A surge in foreign capital is boosting markets in Brazil, as investors seek to take advantage of double-digit interest rates, cheap assets and growing confidence in the longer-term political stability of Latin America’s largest economy.
In January, offshore investors ploughed more than R$32bn ($6bn) into local stocks, according to Bloomberg data — the second-largest monthly inflow since 2008 — amid an uptick in optimism, despite the potential turbulence of a presidential election this year.
The benchmark Bovespa share index on Wednesday reached its highest level since October, while the local currency, the real, hit 5.25 per dollar — its strongest since September last year.
The country’s main share gauge had retreated slightly by the close of trade on Thursday, while the currency weakened to about 5.3 per dollar. But the Bovespa had still added 6.6 per cent since the beginning of January, compared with a 5.6 per cent year-to-date drop for the MSCI World index, priced in dollars.
“Basically, we have a combination of highly discounted assets in Brazil — the main stock market index plummeted 12 per cent in 2021 — and a tightening monetary cycle. This is also attracting carry trade flows, which are getting more attractive to foreign investors,” said Alexandre Netto, head of foreign exchange and derivatives at Acqua-Vero Investimentos in São Paulo.
Brazil’s central bank lifted interest rates on February 2 to 10.75 per cent — the first time rates have hit double digits in almost five years — as it struggles to tamp down on inflation, which is above 10 per cent.
The Banco Central do Brasil, or BCB, has responded aggressively to price rises, raising rates eight times consecutively by 875 basis points (8.75 percentage points) since March.

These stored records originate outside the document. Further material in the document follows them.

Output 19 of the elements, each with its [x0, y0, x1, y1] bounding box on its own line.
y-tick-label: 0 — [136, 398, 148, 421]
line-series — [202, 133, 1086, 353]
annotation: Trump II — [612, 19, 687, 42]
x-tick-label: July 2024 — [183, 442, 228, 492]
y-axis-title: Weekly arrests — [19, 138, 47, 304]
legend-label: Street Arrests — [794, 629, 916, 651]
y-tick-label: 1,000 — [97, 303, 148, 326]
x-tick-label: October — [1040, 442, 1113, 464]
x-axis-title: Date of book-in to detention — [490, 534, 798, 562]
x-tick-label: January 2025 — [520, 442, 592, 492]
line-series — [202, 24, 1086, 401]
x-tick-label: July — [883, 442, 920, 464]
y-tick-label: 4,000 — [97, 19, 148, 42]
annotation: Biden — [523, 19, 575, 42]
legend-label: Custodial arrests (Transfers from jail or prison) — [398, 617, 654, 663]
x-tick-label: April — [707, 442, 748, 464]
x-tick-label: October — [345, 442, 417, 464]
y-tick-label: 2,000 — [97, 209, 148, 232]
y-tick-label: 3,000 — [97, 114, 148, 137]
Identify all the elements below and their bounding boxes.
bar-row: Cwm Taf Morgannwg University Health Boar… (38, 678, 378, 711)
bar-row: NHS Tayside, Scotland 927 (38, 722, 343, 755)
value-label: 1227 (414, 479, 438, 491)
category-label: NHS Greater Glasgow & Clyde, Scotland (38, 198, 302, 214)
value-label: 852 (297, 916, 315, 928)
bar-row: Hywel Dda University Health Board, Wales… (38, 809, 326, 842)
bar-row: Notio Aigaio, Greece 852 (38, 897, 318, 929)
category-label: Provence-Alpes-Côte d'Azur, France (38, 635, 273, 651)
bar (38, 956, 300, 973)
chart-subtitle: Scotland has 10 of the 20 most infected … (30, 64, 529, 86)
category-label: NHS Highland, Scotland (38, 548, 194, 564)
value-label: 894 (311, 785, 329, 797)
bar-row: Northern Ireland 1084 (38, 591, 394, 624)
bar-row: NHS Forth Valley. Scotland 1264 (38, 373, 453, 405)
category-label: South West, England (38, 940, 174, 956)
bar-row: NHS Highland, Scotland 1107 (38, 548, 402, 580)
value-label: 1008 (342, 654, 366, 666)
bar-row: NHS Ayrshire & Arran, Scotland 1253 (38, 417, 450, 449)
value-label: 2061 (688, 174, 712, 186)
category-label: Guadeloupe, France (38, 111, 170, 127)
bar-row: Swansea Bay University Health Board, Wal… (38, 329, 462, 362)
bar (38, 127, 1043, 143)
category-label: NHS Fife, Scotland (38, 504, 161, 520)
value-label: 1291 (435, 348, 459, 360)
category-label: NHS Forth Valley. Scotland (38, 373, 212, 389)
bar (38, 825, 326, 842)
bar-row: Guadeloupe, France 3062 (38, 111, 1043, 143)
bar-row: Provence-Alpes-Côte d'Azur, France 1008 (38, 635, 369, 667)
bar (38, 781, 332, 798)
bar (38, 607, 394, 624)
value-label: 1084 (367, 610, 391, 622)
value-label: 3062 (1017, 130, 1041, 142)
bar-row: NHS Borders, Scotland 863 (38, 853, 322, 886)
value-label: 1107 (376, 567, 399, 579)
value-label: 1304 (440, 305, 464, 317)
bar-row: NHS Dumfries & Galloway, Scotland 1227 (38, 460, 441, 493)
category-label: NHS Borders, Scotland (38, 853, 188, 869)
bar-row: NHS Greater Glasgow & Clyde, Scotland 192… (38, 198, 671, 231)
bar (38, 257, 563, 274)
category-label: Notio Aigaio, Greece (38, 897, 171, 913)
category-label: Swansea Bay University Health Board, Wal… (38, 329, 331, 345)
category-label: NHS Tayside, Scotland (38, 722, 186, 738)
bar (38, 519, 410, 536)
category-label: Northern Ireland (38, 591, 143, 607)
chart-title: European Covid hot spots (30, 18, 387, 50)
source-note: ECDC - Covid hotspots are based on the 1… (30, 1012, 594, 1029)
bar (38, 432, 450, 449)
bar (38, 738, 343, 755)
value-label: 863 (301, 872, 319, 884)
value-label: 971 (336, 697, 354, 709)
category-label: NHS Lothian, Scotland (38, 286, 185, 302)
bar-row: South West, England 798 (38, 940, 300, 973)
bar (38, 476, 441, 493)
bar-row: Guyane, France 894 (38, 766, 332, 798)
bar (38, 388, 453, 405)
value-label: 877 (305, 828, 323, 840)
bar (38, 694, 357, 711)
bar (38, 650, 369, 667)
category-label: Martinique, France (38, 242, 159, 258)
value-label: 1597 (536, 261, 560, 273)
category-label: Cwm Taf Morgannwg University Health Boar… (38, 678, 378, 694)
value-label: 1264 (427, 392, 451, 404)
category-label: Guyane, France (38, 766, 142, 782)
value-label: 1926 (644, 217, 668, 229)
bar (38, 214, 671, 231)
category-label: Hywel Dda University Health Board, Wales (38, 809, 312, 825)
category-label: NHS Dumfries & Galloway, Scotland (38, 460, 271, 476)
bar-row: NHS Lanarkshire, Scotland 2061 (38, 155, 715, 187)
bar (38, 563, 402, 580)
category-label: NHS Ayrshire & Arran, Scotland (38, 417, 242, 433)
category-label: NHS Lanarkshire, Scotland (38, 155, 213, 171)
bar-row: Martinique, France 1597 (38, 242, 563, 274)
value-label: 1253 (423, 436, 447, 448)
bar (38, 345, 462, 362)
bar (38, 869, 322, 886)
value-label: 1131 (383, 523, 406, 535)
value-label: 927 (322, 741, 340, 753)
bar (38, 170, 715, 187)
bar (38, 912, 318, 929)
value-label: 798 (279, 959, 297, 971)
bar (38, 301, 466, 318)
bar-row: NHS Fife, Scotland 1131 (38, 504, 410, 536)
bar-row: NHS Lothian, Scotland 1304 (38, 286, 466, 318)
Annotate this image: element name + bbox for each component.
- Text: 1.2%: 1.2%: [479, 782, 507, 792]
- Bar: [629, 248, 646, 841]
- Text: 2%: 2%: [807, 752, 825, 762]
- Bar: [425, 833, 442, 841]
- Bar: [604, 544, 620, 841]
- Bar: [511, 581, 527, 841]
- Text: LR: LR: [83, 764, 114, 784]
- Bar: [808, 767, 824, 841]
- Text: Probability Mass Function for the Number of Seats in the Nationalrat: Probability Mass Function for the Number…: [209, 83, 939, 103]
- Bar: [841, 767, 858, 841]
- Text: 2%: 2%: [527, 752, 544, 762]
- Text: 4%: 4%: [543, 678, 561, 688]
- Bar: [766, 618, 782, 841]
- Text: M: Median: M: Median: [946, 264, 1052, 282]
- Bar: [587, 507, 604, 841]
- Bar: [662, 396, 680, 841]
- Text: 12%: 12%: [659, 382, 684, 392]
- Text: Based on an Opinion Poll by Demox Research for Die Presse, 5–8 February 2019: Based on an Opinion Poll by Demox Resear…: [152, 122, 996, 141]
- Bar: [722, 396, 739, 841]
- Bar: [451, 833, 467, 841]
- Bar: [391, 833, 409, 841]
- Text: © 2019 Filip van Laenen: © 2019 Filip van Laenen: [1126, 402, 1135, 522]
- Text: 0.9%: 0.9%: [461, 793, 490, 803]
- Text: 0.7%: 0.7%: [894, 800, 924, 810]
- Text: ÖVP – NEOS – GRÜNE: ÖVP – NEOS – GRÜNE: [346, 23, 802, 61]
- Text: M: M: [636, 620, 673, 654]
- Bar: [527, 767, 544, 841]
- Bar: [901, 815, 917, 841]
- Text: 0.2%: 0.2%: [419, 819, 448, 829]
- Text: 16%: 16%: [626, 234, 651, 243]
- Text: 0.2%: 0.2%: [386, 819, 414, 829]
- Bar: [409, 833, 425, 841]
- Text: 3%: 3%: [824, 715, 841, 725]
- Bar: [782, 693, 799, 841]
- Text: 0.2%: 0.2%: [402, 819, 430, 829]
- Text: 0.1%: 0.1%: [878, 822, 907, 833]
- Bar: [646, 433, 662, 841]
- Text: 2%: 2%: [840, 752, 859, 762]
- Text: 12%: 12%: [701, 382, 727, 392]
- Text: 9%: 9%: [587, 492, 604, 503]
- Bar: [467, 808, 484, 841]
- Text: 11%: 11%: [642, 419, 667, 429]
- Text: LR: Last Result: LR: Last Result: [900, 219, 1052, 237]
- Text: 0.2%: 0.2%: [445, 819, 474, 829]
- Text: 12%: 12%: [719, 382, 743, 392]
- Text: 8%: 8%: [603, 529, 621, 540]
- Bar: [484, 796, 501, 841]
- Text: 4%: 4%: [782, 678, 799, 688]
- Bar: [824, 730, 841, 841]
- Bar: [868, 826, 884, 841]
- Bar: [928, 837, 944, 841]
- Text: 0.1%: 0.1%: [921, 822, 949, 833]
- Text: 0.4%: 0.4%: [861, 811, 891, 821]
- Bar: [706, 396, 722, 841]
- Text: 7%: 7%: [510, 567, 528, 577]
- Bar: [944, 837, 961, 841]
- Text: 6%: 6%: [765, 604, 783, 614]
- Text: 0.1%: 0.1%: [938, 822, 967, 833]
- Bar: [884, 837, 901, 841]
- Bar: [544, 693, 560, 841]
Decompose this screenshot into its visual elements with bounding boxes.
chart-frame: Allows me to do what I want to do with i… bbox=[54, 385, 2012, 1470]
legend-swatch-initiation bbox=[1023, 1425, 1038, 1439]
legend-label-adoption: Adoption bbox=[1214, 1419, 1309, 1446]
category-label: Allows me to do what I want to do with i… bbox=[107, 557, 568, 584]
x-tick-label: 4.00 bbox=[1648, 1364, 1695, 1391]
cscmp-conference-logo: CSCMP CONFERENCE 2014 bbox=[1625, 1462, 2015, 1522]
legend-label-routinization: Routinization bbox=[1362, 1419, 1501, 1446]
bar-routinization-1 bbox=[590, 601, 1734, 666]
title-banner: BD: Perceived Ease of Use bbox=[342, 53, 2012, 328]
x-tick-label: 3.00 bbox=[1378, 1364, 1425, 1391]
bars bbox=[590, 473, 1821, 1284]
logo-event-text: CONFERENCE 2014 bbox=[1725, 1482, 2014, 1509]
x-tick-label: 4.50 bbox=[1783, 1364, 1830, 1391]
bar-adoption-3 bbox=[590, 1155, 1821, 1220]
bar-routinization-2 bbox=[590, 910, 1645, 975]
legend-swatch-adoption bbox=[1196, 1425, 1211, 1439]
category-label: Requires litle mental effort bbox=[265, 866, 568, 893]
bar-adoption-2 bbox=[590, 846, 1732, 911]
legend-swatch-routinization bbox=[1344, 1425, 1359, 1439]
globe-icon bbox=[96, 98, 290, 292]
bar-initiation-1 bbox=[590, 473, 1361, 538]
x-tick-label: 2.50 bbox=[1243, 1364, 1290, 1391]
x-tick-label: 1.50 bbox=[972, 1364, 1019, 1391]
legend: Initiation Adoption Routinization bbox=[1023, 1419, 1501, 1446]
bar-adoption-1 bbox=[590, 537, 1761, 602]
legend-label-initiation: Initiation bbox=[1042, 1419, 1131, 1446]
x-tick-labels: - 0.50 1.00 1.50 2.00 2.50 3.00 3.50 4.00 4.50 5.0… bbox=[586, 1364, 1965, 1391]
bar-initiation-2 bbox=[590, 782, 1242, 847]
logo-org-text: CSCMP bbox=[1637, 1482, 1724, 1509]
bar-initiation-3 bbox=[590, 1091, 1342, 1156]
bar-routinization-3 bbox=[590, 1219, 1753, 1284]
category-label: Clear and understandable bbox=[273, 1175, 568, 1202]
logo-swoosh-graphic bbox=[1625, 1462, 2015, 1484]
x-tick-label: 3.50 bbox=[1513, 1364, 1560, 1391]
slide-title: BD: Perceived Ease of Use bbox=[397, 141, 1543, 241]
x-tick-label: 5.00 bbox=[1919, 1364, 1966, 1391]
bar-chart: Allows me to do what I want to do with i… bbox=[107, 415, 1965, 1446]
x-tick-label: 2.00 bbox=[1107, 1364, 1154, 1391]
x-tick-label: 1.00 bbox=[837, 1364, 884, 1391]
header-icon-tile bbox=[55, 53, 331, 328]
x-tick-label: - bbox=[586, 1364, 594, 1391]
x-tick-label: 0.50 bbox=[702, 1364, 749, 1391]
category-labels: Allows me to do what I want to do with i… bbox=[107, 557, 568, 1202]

“It was a bit of a surprise for us [to see] such a fast reversal [in Brazil’s market fortunes] from what was going on last year and amidst the fall in stock prices in the US,” said Evandro Buccini of Rio Bravo Investimentos.
“Most of the money seems to have gone to liquid large companies, many linked to commodities and the main reason seems to be price. They’ve fallen too much, more than what fundamentals imply. Even if you are bearish on Brazil’s macro situation, prices seemed low.”
Analysts say Brazilian markets have benefited as investors flee Russia ahead of potential economic sanctions on Moscow over its threats to Ukraine.
They also appear heartened by the dominance in opinion polls of former leftwing president Luiz Inácio Lula da Silva.
Lula, who served two terms between 2003 and 2010, is widely expected to contest elections against incumbent Jair Bolsonaro in October. Some polls give him a 20 percentage point lead, although the gap appears to be narrowing.
“Don’t shoot the messenger: people abroad like Lula and don’t like Bolsonaro,” said Rogerio Xavier, co-founder of SPX Capital, at an event on Tuesday. “Foreign investors see a chance Brazil improves under Lula.”
Tiago Cunha, a portfolio manager at Grou Capital, said foreign investors “still remember Lula’s period [of government] with growth, wealth and booming markets, and locals still perceive it and link it to corruption scandals. The foreigners’ perception, in a nutshell, is that Lula will have more political support than Bolsonaro.”
Some investors warned against underestimating the risks Brazil faced from a potentially polarising and tumultuous election.
“Looking ahead to the end of the pandemic and an eventual new [president], it should bring optimism to Brazilian businessmen and appetite for Brazilian companies,” said Fernanda Consorte, chief economist of Banco Ourinvest.
“[But] I think we will see a period of great volatility with the elections. The [election] cycle has barely begun and there are always some contentious things that arise and they will certainly bring volatility.”